Felix F Silundika and the late Saul Gwakuba Ndlovu in a live radio interview during the launch of TiBaKalanga Cultural Festival at the TG Silundika Cultural Community Centre in July, 2017.
The Family Man
If you asked Saul what his greatest accomplishment was, the answer was not likely going to be any of what is mentioned above. His answer would be “the joy of being a father, a grandfather and a great grandfather.” Saul was a loving parent who cared deeply about all his children, his nieces and nephews and all his relatives. He never missed an opportunity to counsel and help his children take their place in society as responsible and God-fearing citizens. In recent years, Saul and his loving wife MaMpofu always reserved at least one day a week which they dedicated to prayer as a family. I feel lucky to have had the honour of joining them on a few such occasions at their home in Trenance surburb of Bulawayo.

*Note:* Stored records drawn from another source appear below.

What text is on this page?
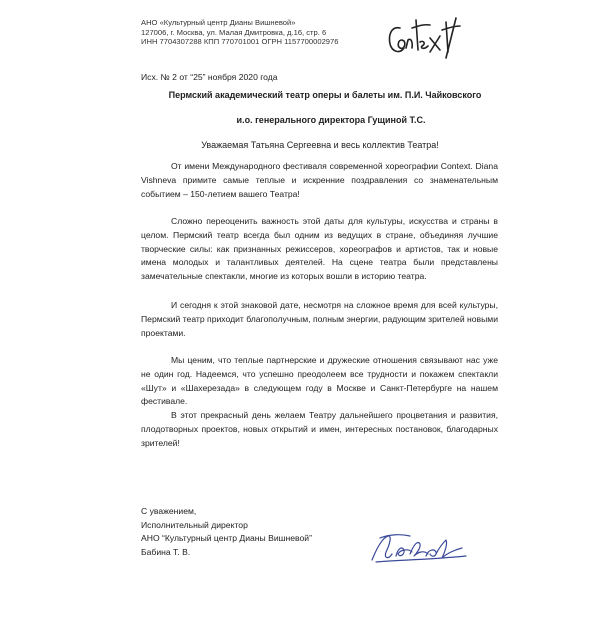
АНО «Культурный центр Дианы Вишневой»
127006, г. Москва, ул. Малая Дмитровка, д.16, стр. 6
ИНН 7704307288 КПП 770701001 ОГРН 1157700002976
Исх. № 2 от “25” ноября 2020 года
Пермский академический театр оперы и балеты им. П.И. Чайковского
и.о. генерального директора Гущиной Т.С.
Уважаемая Татьяна Сергеевна и весь коллектив Театра!

От имени Международного фестиваля современной хореографии Context. Diana Vishneva примите самые теплые и искренние поздравления со знаменательным событием – 150-летием вашего Театра!

Сложно переоценить важность этой даты для культуры, искусства и страны в целом. Пермский театр всегда был одним из ведущих в стране, объединяя лучшие творческие силы: как признанных режиссеров, хореографов и артистов, так и новые имена молодых и талантливых деятелей. На сцене театра были представлены замечательные спектакли, многие из которых вошли в историю театра.

И сегодня к этой знаковой дате, несмотря на сложное время для всей культуры, Пермский театр приходит благополучным, полным энергии, радующим зрителей новыми проектами.

Мы ценим, что теплые партнерские и дружеские отношения связывают нас уже не один год. Надеемся, что успешно преодолеем все трудности и покажем спектакли «Шут» и «Шахерезада» в следующем году в Москве и Санкт-Петербурге на нашем фестивале.

В этот прекрасный день желаем Театру дальнейшего процветания и развития, плодотворных проектов, новых открытий и имен, интересных постановок, благодарных зрителей!

С уважением,
Исполнительный директор
АНО “Культурный центр Дианы Вишневой”
Бабина Т. В.
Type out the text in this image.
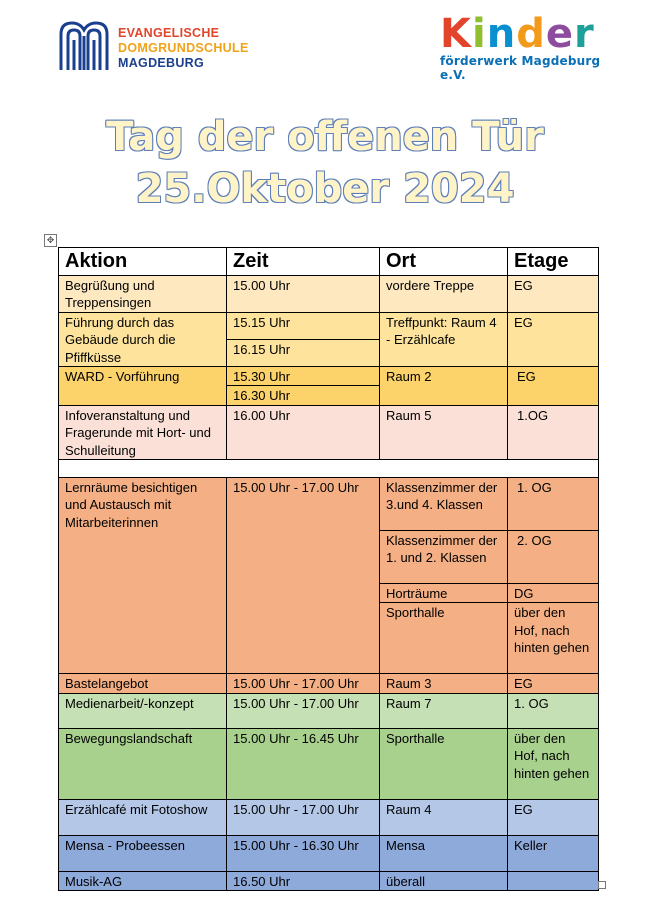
EVANGELISCHE
DOMGRUNDSCHULE
MAGDEBURG
Kinder
förderwerk Magdeburg e.V.
Tag der offenen Tür
25.Oktober 2024
✥
Aktion	Zeit	Ort	Etage
Begrüßung und Treppensingen	15.00 Uhr	vordere Treppe	EG
Führung durch das Gebäude durch die Pfiffküsse	15.15 Uhr	Treffpunkt: Raum 4 - Erzählcafe	EG
	16.15 Uhr		
WARD - Vorführung	15.30 Uhr	Raum 2	EG
	16.30 Uhr		
Infoveranstaltung und Fragerunde mit Hort- und Schulleitung	16.00 Uhr	Raum 5	1.OG

Lernräume besichtigen und Austausch mit Mitarbeiterinnen	15.00 Uhr - 17.00 Uhr	Klassenzimmer der 3.und 4. Klassen	1. OG
		Klassenzimmer der 1. und 2. Klassen	2. OG
		Horträume	DG
		Sporthalle	über den Hof, nach hinten gehen
Bastelangebot	15.00 Uhr - 17.00 Uhr	Raum 3	EG
Medienarbeit/-konzept	15.00 Uhr - 17.00 Uhr	Raum 7	1. OG
Bewegungslandschaft	15.00 Uhr - 16.45 Uhr	Sporthalle	über den Hof, nach hinten gehen
Erzählcafé mit Fotoshow	15.00 Uhr - 17.00 Uhr	Raum 4	EG
Mensa - Probeessen	15.00 Uhr - 16.30 Uhr	Mensa	Keller
Musik-AG	16.50 Uhr	überall	
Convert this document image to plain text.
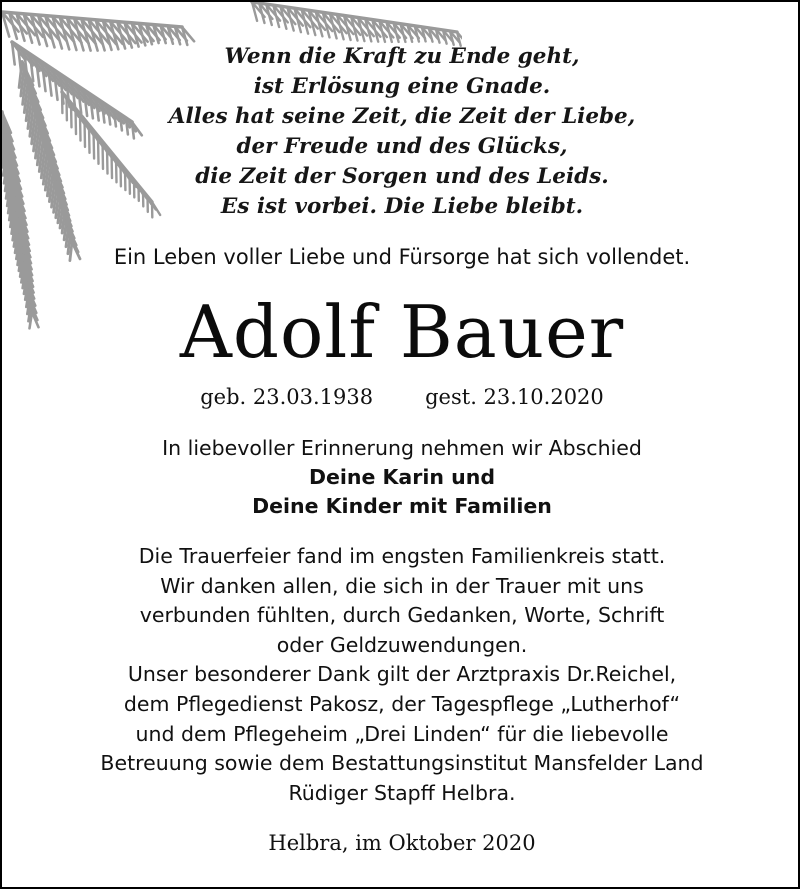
Wenn die Kraft zu Ende geht,
ist Erlösung eine Gnade.
Alles hat seine Zeit, die Zeit der Liebe,
der Freude und des Glücks,
die Zeit der Sorgen und des Leids.
Es ist vorbei. Die Liebe bleibt.
Ein Leben voller Liebe und Fürsorge hat sich vollendet.
Adolf Bauer
geb. 23.03.1938 gest. 23.10.2020
In liebevoller Erinnerung nehmen wir Abschied
Deine Karin und
Deine Kinder mit Familien
Die Trauerfeier fand im engsten Familienkreis statt.
Wir danken allen, die sich in der Trauer mit uns
verbunden fühlten, durch Gedanken, Worte, Schrift
oder Geldzuwendungen.
Unser besonderer Dank gilt der Arztpraxis Dr.Reichel,
dem Pflegedienst Pakosz, der Tagespflege „Lutherhof“
und dem Pflegeheim „Drei Linden“ für die liebevolle
Betreuung sowie dem Bestattungsinstitut Mansfelder Land
Rüdiger Stapff Helbra.
Helbra, im Oktober 2020
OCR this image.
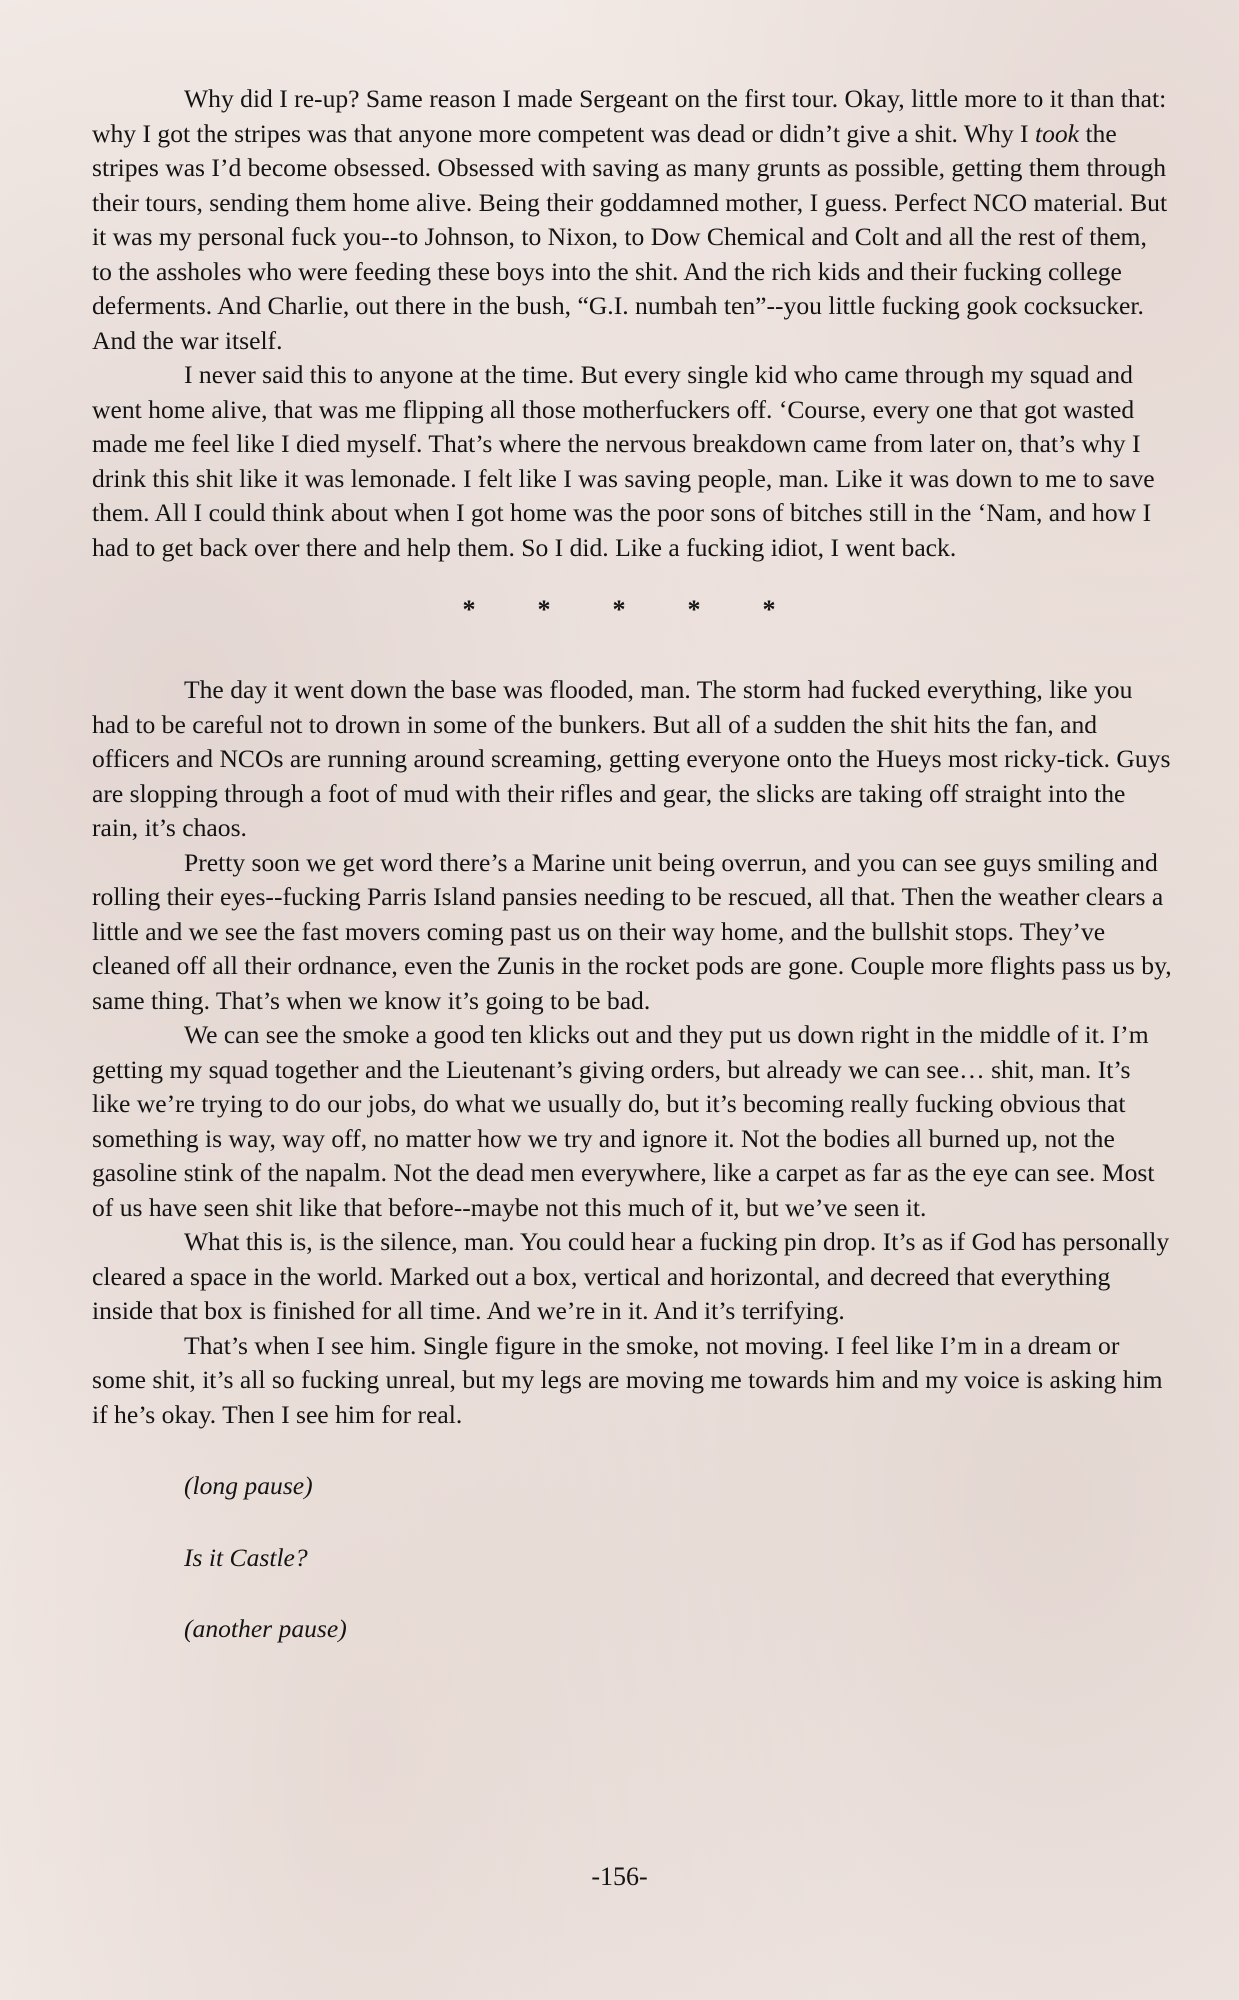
Why did I re-up? Same reason I made Sergeant on the first tour. Okay, little more to it than that: why I got the stripes was that anyone more competent was dead or didn’t give a shit. Why I took the stripes was I’d become obsessed. Obsessed with saving as many grunts as possible, getting them through their tours, sending them home alive. Being their goddamned mother, I guess. Perfect NCO material. But it was my personal fuck you--to Johnson, to Nixon, to Dow Chemical and Colt and all the rest of them, to the assholes who were feeding these boys into the shit. And the rich kids and their fucking college deferments. And Charlie, out there in the bush, “G.I. numbah ten”--you little fucking gook cocksucker. And the war itself.

I never said this to anyone at the time. But every single kid who came through my squad and went home alive, that was me flipping all those motherfuckers off. ‘Course, every one that got wasted made me feel like I died myself. That’s where the nervous breakdown came from later on, that’s why I drink this shit like it was lemonade. I felt like I was saving people, man. Like it was down to me to save them. All I could think about when I got home was the poor sons of bitches still in the ‘Nam, and how I had to get back over there and help them. So I did. Like a fucking idiot, I went back.

* * * * *

The day it went down the base was flooded, man. The storm had fucked everything, like you had to be careful not to drown in some of the bunkers. But all of a sudden the shit hits the fan, and officers and NCOs are running around screaming, getting everyone onto the Hueys most ricky-tick. Guys are slopping through a foot of mud with their rifles and gear, the slicks are taking off straight into the rain, it’s chaos.

Pretty soon we get word there’s a Marine unit being overrun, and you can see guys smiling and rolling their eyes--fucking Parris Island pansies needing to be rescued, all that. Then the weather clears a little and we see the fast movers coming past us on their way home, and the bullshit stops. They’ve cleaned off all their ordnance, even the Zunis in the rocket pods are gone. Couple more flights pass us by, same thing. That’s when we know it’s going to be bad.

We can see the smoke a good ten klicks out and they put us down right in the middle of it. I’m getting my squad together and the Lieutenant’s giving orders, but already we can see… shit, man. It’s like we’re trying to do our jobs, do what we usually do, but it’s becoming really fucking obvious that something is way, way off, no matter how we try and ignore it. Not the bodies all burned up, not the gasoline stink of the napalm. Not the dead men everywhere, like a carpet as far as the eye can see. Most of us have seen shit like that before--maybe not this much of it, but we’ve seen it.

What this is, is the silence, man. You could hear a fucking pin drop. It’s as if God has personally cleared a space in the world. Marked out a box, vertical and horizontal, and decreed that everything inside that box is finished for all time. And we’re in it. And it’s terrifying.

That’s when I see him. Single figure in the smoke, not moving. I feel like I’m in a dream or some shit, it’s all so fucking unreal, but my legs are moving me towards him and my voice is asking him if he’s okay. Then I see him for real.

(long pause)
Is it Castle?
(another pause)
-156-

Back in 2013 when I asked Saul to contribute a narrative of the 20 odd years he spent in exile with my father for a biography which we later published, his reply was “when do you want it?” How can one get over losing a person who has always been there for you and your family regardless of the circumstances? For all who were lucky to have met Saul Gwakuba Ndlovu, I know the pain of losing him will never leave us, but perhaps it will ease with time. His life, his energy, his influence is inextricably linked to all of us. But we can all take comfort in that he is no longer in pain.
Rest in peace
Muyizele nekunyalala Saul Gwakuba Ndlovu.